Don't waste time searching the internet for vulnerability information: let the FACT platform do the searching for you.
FACT automatically checks each file and all of its subcomponents against both vulnerability databases and advisories published on vendor websites. When a potential match is found, FACT adds the vulnerability to the parent file as a suggested association.
Each vulnerability associated with a file can negatively impact its trust score.
FACT uses Artificial Intelligence (AI), specifically Machine Learning (ML) and Natural Language Processing (NLP), to perform the extraordinarily difficult task of linking vulnerabilities to products.
Vulnerability Exploitability eXchange or VEX plays a crucial role within the Software Bill of Materials (SBOM) and vulnerability management space.
A VEX document is what the US National Telecommunications and Information Administration (NTIA) describes as a "companion artifact" to an SBOM. VEX allows vendors to clarify when components bearing vulnerabilities can’t be exploited in their product. FACT produces VEX documents to help streamline vulnerability management between vendors and their customers.

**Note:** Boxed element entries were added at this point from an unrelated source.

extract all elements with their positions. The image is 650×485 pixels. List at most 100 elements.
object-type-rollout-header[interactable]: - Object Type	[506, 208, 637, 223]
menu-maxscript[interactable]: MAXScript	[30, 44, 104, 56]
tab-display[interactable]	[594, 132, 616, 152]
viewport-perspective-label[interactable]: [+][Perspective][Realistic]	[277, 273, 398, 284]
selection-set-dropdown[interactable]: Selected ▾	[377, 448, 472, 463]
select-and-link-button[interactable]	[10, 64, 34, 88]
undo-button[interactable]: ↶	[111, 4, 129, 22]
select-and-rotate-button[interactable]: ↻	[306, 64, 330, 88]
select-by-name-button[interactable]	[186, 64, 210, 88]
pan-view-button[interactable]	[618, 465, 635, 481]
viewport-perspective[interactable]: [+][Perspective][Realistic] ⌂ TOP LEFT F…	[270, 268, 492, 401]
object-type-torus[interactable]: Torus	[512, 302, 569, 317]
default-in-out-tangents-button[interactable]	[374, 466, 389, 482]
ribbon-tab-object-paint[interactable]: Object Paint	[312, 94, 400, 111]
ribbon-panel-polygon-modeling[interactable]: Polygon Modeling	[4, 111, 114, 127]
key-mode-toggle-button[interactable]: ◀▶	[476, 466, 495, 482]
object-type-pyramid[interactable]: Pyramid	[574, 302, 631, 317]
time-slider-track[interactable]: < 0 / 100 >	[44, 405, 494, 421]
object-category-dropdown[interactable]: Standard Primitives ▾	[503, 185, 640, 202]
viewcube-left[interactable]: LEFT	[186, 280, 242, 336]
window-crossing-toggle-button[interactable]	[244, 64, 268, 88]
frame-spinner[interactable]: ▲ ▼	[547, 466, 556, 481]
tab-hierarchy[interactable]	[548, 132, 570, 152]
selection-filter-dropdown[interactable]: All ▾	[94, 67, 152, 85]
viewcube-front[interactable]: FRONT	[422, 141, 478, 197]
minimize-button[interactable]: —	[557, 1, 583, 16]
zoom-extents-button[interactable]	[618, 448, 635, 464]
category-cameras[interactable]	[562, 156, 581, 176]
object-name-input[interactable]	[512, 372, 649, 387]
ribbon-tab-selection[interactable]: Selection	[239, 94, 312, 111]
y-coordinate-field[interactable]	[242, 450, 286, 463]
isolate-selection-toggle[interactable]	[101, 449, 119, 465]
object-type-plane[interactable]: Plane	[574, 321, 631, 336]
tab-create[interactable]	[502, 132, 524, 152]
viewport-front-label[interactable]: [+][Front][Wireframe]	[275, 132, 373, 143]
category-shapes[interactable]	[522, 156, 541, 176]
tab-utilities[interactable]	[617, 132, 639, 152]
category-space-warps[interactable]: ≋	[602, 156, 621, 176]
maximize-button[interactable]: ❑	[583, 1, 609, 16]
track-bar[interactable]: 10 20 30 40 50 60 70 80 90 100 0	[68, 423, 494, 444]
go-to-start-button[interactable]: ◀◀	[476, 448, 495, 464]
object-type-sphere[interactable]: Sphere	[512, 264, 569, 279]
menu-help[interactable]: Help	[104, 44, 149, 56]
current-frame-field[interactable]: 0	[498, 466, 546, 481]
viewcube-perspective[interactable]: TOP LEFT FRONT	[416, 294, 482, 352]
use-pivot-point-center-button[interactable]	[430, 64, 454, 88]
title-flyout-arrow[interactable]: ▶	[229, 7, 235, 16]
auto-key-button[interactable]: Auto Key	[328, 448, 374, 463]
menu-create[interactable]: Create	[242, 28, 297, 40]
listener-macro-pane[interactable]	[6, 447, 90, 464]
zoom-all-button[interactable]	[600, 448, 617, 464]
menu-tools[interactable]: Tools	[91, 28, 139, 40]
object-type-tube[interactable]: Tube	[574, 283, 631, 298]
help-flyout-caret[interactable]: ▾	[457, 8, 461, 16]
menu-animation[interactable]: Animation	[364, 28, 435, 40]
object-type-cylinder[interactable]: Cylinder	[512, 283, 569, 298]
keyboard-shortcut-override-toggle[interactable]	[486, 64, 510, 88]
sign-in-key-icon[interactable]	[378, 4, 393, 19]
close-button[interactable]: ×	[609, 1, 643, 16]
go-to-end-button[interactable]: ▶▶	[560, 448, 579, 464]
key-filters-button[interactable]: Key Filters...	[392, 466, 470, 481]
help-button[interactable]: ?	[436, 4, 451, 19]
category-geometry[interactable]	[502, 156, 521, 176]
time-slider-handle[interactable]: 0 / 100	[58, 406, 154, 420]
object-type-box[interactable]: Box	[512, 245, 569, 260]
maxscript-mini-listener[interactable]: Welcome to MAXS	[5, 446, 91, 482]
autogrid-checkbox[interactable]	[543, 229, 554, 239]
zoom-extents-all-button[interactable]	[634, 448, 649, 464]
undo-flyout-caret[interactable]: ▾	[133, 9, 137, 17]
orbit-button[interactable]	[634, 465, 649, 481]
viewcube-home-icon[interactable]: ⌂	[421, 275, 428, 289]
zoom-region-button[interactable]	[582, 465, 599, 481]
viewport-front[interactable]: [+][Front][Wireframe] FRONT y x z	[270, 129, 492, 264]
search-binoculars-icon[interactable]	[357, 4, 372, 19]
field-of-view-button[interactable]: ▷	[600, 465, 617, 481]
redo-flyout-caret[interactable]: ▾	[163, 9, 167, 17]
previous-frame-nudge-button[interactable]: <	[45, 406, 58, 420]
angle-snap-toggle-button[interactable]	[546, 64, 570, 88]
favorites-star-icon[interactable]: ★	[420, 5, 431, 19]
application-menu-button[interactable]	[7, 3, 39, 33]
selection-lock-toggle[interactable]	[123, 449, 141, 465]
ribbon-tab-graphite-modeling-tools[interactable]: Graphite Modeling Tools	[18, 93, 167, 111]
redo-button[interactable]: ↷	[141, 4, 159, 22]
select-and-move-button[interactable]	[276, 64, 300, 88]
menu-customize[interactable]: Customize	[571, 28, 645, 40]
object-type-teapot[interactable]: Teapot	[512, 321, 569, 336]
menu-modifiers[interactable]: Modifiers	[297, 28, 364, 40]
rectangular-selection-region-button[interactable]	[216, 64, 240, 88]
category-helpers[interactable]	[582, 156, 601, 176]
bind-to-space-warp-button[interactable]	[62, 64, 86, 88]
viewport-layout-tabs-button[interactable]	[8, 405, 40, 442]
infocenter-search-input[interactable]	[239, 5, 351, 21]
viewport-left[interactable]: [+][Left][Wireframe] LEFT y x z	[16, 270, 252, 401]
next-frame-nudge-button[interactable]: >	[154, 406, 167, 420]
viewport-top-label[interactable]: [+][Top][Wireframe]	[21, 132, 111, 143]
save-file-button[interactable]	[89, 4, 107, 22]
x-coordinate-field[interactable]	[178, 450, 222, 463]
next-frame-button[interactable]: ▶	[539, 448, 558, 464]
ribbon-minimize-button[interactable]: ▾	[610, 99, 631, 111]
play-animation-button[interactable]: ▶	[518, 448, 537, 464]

VEX helps vendors communicate to customers which vulnerabilities to prioritize and which ones can be safely ignored. Not all vulnerabilities are actually exploitable in any given product. In many cases, a vulnerability may exist in a dependent component, but for the specific product, it either has been mitigated by the vendor development team or is inaccessible to attackers. VEX enables vendors to share that information and help their customers optimize their patching strategy.
There can be thousands of components in complex ICS products and each component can have multiple vulnerabilities listed in the National Vulnerability Database (NVD), all resulting in too many vulnerabilities to reasonably address. VEX reduces the number of vulnerabilities that asset owners need to patch, helping them focus on the ones that actually pose a risk.
Software vendors generate VEX documents to discover vulnerabilities within the third-party dependencies of their products and preemptively assess the exploitability of these vulnerabilities. Once shared with their customers, VEX eliminates all the manual back and forth communication – emails, PDF documents, and phone calls – between product support and concerned customers.
VEX documents are machine readable, allowing complex trees of component relationships to be automatically processed and ingested into patch management solutions at a large scale.